You are given an array $a$ consisting of $n$ integers $a_1,a_2, \dots ,a_n$. Friends asked you to make the greatest common divisor (GCD) of all numbers in the array equal to $1$. In one operation, you can do the following:

• Select an arbitrary index in the array $1 \leq i \leq n$;
• Make $a_i=\gcd{(a_i,i)}$, where $\gcd{(x,y)}$ denotes the GCD of integers $x$ and $y$. The cost of such an operation is $n−i+1$.

You need to find the minimum total cost of operations we need to perform so that the GCD of the all array numbers becomes equal to $1$.

Input

Each test consists of multiple test cases. The first line contains an integer $t$ $(1 \leq t \leq 5000)$ — the number of test cases. The description of test cases follows.

The first line of each test case contains a single integer $n$ $(1 \leq n \leq 20)$ — the length of the array.

The second line of each test case contains $n$ integers $a_1,a_2, \dots ,a_n$ $(1 \leq a_i \leq {10}^{9})$ — the elements of the array.

Output

For each test case, output a single integer — the minimum total cost of operations that will need to be performed so that the GCD of all numbers in the array becomes equal to $1$.
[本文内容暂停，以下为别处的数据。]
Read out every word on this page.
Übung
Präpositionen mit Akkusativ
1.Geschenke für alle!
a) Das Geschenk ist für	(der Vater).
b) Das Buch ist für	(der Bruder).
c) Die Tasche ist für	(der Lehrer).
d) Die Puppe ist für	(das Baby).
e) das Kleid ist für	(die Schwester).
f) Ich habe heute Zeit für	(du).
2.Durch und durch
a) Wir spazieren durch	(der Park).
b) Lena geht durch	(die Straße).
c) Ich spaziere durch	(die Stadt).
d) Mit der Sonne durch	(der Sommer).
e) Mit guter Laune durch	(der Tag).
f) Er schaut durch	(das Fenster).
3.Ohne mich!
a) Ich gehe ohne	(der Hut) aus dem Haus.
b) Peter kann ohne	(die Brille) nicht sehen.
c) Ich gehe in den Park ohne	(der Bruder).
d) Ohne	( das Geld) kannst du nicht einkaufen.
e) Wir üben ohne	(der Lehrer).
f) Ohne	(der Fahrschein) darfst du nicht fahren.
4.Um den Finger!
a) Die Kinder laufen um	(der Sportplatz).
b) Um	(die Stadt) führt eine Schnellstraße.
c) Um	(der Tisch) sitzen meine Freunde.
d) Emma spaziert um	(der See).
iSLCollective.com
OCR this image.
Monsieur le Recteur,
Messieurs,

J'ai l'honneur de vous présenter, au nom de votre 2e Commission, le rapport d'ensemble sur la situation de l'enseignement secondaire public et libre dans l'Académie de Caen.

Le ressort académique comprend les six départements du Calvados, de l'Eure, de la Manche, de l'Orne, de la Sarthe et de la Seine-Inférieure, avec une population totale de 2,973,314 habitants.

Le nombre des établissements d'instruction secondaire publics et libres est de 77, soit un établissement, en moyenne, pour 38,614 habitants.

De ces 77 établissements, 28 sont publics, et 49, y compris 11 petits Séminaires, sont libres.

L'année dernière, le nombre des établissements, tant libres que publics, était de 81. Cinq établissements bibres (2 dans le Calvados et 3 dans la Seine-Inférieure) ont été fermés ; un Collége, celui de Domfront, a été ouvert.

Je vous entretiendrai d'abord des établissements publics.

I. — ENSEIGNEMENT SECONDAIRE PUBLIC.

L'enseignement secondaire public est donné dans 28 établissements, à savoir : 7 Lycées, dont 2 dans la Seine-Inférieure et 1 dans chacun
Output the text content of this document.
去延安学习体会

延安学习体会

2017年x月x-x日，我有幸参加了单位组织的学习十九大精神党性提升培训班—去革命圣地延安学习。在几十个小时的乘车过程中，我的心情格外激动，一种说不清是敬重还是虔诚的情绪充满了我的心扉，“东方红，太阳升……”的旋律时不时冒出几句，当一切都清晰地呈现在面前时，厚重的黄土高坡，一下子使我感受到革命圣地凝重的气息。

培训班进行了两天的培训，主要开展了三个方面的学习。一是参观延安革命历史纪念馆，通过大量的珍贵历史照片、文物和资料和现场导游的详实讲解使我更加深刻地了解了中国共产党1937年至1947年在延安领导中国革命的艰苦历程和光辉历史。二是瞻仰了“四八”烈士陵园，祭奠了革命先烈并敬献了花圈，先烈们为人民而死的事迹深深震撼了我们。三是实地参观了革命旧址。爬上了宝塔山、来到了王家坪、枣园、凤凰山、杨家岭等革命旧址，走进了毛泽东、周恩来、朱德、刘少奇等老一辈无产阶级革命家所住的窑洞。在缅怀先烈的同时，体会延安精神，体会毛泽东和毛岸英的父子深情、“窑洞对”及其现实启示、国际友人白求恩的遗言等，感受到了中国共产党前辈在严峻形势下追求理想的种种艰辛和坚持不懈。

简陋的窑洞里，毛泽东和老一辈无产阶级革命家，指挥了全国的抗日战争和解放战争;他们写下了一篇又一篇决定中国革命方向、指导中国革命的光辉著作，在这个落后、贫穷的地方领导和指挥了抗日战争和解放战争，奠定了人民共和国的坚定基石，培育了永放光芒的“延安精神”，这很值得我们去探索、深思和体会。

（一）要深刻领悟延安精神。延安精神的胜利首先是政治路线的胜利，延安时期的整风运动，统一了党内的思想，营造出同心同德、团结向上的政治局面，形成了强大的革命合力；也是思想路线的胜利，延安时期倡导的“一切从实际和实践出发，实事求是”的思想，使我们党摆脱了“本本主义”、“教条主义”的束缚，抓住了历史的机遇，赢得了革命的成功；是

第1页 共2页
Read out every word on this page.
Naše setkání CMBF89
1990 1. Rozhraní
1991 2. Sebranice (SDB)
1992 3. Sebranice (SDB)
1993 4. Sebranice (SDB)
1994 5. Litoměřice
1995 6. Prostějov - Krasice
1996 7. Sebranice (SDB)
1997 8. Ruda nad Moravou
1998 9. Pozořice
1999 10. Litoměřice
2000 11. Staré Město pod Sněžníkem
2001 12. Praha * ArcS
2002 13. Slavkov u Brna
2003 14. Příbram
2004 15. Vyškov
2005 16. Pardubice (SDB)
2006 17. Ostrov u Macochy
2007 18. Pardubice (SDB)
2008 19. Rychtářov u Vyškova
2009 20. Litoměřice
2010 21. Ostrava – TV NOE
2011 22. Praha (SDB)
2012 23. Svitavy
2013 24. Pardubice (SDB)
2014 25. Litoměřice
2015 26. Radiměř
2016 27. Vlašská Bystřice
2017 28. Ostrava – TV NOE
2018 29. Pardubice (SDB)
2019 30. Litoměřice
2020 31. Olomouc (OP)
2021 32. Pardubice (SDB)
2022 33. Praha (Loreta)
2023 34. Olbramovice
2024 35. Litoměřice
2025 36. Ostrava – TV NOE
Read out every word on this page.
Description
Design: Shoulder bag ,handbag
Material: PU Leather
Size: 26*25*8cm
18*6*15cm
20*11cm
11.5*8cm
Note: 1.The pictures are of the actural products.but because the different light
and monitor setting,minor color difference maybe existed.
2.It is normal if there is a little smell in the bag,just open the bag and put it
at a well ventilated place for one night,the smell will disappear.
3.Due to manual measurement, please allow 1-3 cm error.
We can show that it's always possible to do so.

Example

input

9
1
1
1
2
2
2 4
3
3 6 9
4
5 10 15 20
5
120 60 80 40 80
6
150 90 180 120 60 30
6
2 4 6 9 12 18
6
30 60 90 120 125 125

output

0
1
2
2
1
3
3
0
1

Note

In the first test case, the GCD of the entire array is already equal to $1$, so there is no need to perform operations.

In the second test case, select $i=1$. After this operation, $a_1=\gcd{(2,1)}=1$. The cost of this operation is $1$.

In the third test case, you can select $i=1$, after that the array a will be equal to $[1,4]$. The GCD of this array is $1$, and the total cost is $2$.

In the fourth test case, you can select $i=2$, after that the array a will be equal to $[3,2,9]$. The GCD of this array is $1$, and the total cost is $2$.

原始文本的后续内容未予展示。